The Supreme Court is an institution rooted in slavery see and still carries the brand.
My art can be found on Instagram @klonskyart.
As we were heading home from Saturday’s Chicago protest of the impending Supreme Court decision to overturn fifty years of Roe, I ran into an old friend.
Both of us have been through decades of struggles against wars and racism. We have the receipts and battle scars we wear proudly.
“I can’t believe they did this,” she said.
“Who?” I asked.
“The Supreme Court!” she yelled.
You see?
Even after decades of fighting the system, even the most seasoned of our social justice veterans have an expectation of justice.
And we can still be disappointed, even surprised, that it fails to deliver it so often.
But the Supreme Court, like many American institutions, was birthed by the system of slavery and still bears its brand.

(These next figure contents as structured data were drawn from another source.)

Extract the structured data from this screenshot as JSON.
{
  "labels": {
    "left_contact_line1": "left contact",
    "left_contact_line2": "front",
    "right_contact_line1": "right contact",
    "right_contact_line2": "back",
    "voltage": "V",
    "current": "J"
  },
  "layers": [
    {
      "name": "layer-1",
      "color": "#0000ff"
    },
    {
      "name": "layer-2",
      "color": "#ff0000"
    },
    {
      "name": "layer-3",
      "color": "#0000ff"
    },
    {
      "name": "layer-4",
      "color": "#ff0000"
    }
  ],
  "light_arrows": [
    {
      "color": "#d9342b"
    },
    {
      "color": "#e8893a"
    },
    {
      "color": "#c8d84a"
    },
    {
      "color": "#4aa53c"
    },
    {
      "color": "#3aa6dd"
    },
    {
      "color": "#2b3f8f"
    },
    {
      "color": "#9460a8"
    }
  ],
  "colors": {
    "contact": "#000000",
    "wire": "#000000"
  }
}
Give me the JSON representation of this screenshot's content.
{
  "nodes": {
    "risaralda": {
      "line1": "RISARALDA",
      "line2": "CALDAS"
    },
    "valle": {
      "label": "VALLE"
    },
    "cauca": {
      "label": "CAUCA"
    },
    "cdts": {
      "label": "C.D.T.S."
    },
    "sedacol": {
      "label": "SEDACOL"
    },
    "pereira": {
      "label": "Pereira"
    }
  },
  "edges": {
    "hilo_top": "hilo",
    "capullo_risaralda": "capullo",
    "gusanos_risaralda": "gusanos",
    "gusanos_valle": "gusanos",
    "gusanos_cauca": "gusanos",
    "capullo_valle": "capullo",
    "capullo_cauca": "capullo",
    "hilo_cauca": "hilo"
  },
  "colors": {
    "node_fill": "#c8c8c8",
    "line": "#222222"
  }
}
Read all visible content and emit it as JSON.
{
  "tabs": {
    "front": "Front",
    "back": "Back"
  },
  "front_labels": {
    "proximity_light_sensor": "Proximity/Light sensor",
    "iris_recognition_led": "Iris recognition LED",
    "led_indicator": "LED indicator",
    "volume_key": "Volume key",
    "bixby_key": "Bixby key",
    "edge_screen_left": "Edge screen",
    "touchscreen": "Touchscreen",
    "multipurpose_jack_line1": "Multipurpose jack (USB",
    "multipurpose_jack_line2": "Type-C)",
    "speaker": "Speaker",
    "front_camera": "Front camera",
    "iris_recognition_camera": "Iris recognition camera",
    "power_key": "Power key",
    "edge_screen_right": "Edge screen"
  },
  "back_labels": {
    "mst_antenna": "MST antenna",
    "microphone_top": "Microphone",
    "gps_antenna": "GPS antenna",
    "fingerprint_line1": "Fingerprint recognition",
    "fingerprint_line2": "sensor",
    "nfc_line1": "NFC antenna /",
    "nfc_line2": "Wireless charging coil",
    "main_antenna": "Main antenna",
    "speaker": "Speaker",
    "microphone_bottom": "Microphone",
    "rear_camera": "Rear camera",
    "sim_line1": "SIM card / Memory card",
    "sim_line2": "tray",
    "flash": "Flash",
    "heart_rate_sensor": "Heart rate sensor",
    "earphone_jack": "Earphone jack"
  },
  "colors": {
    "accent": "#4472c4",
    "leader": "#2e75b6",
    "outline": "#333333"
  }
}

It is a thoroughly undemocratic institution with life-time membership. Five of the current members were appointed by presidents who were elected by a minority of voters. For most of the Court’s history it excluded all but white men.
Most justices will likely be on the Court for the next quarter century. There is no legal recourse to a decision they make.
The Dred Scott decision of 1857 ruled that the framers believed Black people were “beings of an inferior order” and “so far inferior that they had no rights which the white man was bound to respect and that the Negro might justly and lawfully be reduced to slavery for his benefit.”
It took The Civi War to over turn that decision.
Ian Millhiser at Vox does a good job of tracing the Court’s reactionary history.
I do not believe that relief will be found in the courts from this terrible decision in my life-time
States’ rights, the theory that was invented to protect slavery, will be their defense.
We will need to find another route of attack.